Visions of painting the place red with Fran had faded fast – the last time I’d dropped in, it was all baby yoga, organic dishcloths and making sure her four children got their ten-a-day. Apart from Jinni, the only person I’d spoken to at any length since I got here was the chap in the corner shop and that was only a thrilling exchange about my newspaper delivery and why he was fresh out of washing-up liquid.
A woman with grey-blonde hair and some rather nice silver jewellery was sat at a table next to a cash box.

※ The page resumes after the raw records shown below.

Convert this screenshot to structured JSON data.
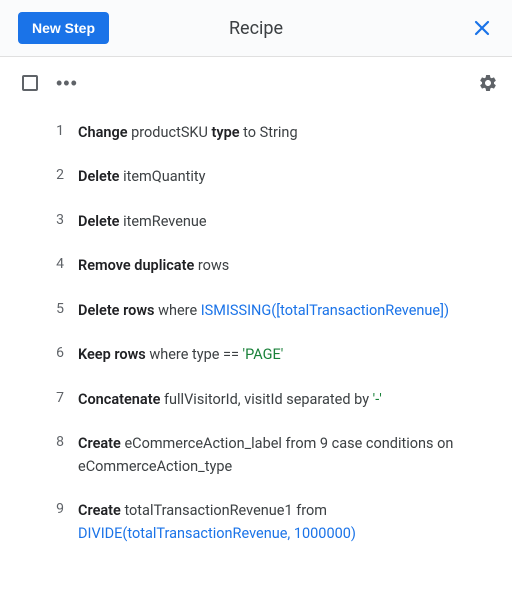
{
  "header": {
    "new_step_label": "New Step",
    "title": "Recipe"
  },
  "steps": [
    {
      "num": "1",
      "parts": [
        {
          "t": "Change ",
          "cls": "bold"
        },
        {
          "t": "productSKU "
        },
        {
          "t": "type ",
          "cls": "bold"
        },
        {
          "t": "to String"
        }
      ]
    },
    {
      "num": "2",
      "parts": [
        {
          "t": "Delete ",
          "cls": "bold"
        },
        {
          "t": "itemQuantity"
        }
      ]
    },
    {
      "num": "3",
      "parts": [
        {
          "t": "Delete ",
          "cls": "bold"
        },
        {
          "t": "itemRevenue"
        }
      ]
    },
    {
      "num": "4",
      "parts": [
        {
          "t": "Remove duplicate ",
          "cls": "bold"
        },
        {
          "t": "rows"
        }
      ]
    },
    {
      "num": "5",
      "parts": [
        {
          "t": "Delete rows ",
          "cls": "bold"
        },
        {
          "t": "where "
        },
        {
          "t": "ISMISSING",
          "cls": "blue"
        },
        {
          "t": "([totalTransactionRevenue])",
          "cls": "blue"
        }
      ]
    },
    {
      "num": "6",
      "parts": [
        {
          "t": "Keep rows ",
          "cls": "bold"
        },
        {
          "t": "where type == "
        },
        {
          "t": "'PAGE'",
          "cls": "green"
        }
      ]
    },
    {
      "num": "7",
      "parts": [
        {
          "t": "Concatenate ",
          "cls": "bold"
        },
        {
          "t": "fullVisitorId, visitId separated by "
        },
        {
          "t": "'-'",
          "cls": "green"
        }
      ]
    },
    {
      "num": "8",
      "parts": [
        {
          "t": "Create ",
          "cls": "bold"
        },
        {
          "t": "eCommerceAction_label from 9 case conditions on eCommerceAction_type"
        }
      ]
    },
    {
      "num": "9",
      "parts": [
        {
          "t": "Create ",
          "cls": "bold"
        },
        {
          "t": "totalTransactionRevenue1 from "
        },
        {
          "t": "DIVIDE",
          "cls": "blue"
        },
        {
          "t": "(totalTransactionRevenue, 1000000)",
          "cls": "blue"
        }
      ]
    }
  ]
}
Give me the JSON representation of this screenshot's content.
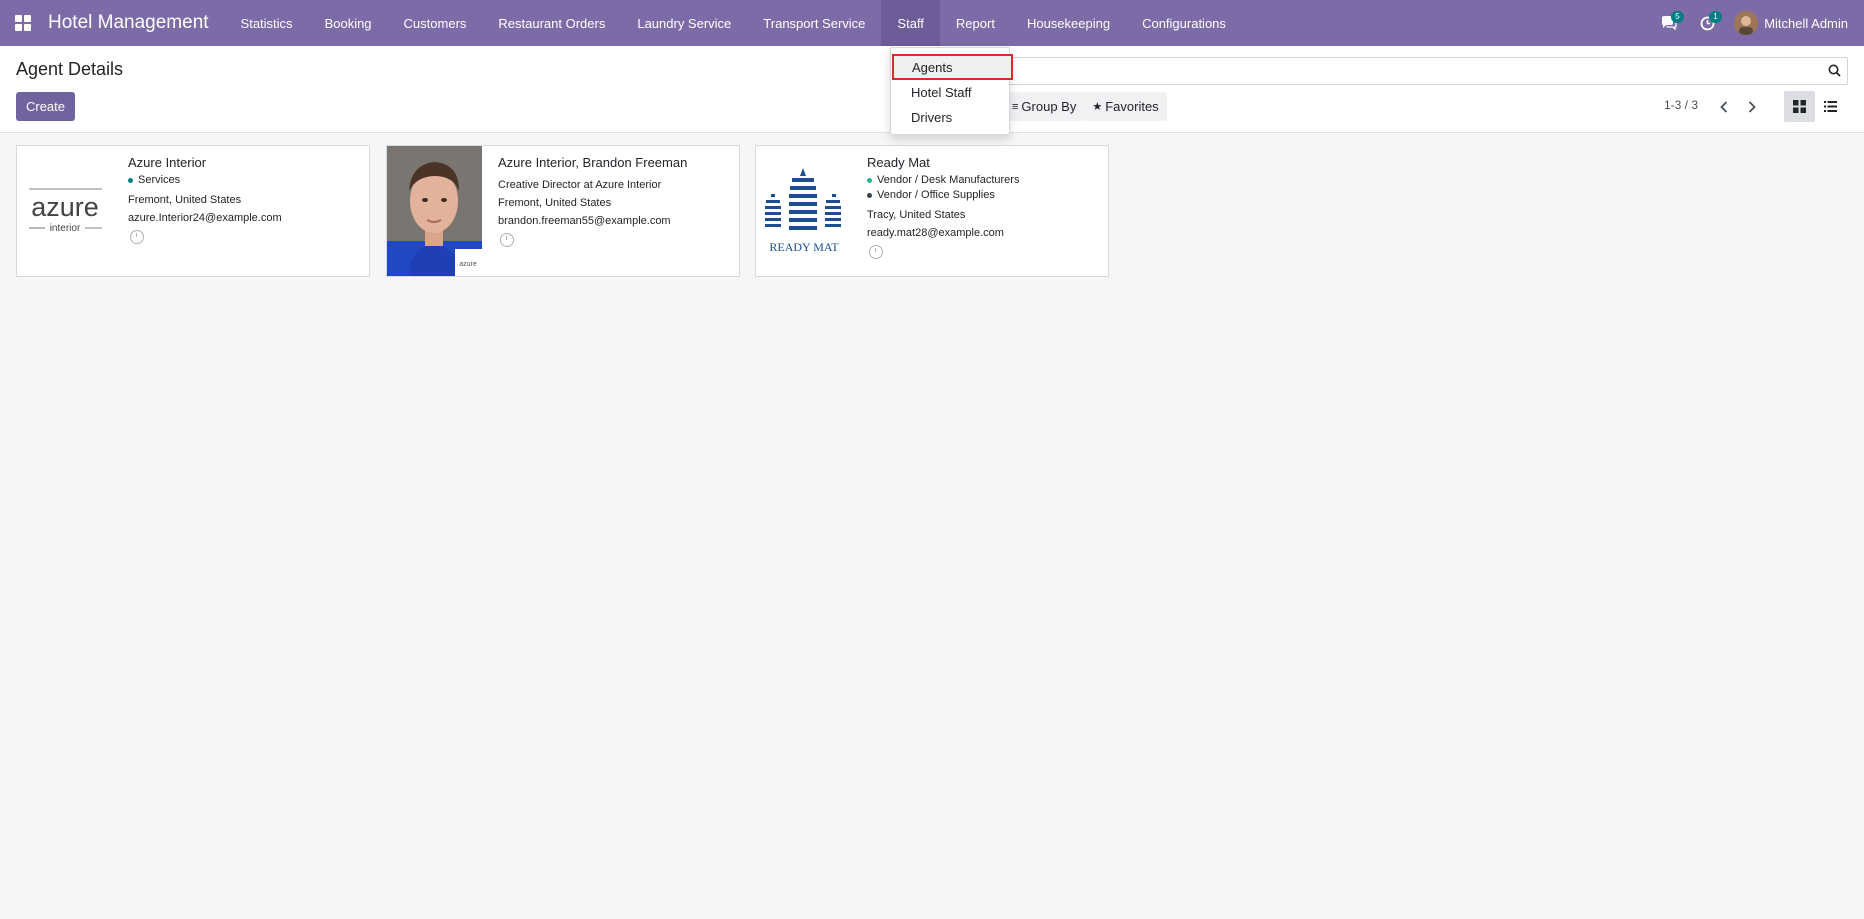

‘Wicked Wits?’ she enquired, consulting a list.
‘Sorry?’
She repeated it, mouthing the words carefully as if I were in need of learning support. ‘Are you on a TEAM?’
‘No, I’m on my own …’
She rustled the paper. ‘The Wits said they were waiting for one more.’ She beamed. ‘But if you’re a one-off I’ll give you to Brigitte …’
Brigitte, a dramatically made-up lady with highly defined eyebrows, was, as she immediately introduced herself, chair of the Northstone Players –for which the evening was raising much-needed funds – and currently rehearsing Madame Francine for their forthcoming production of A Frenchman in Disguise.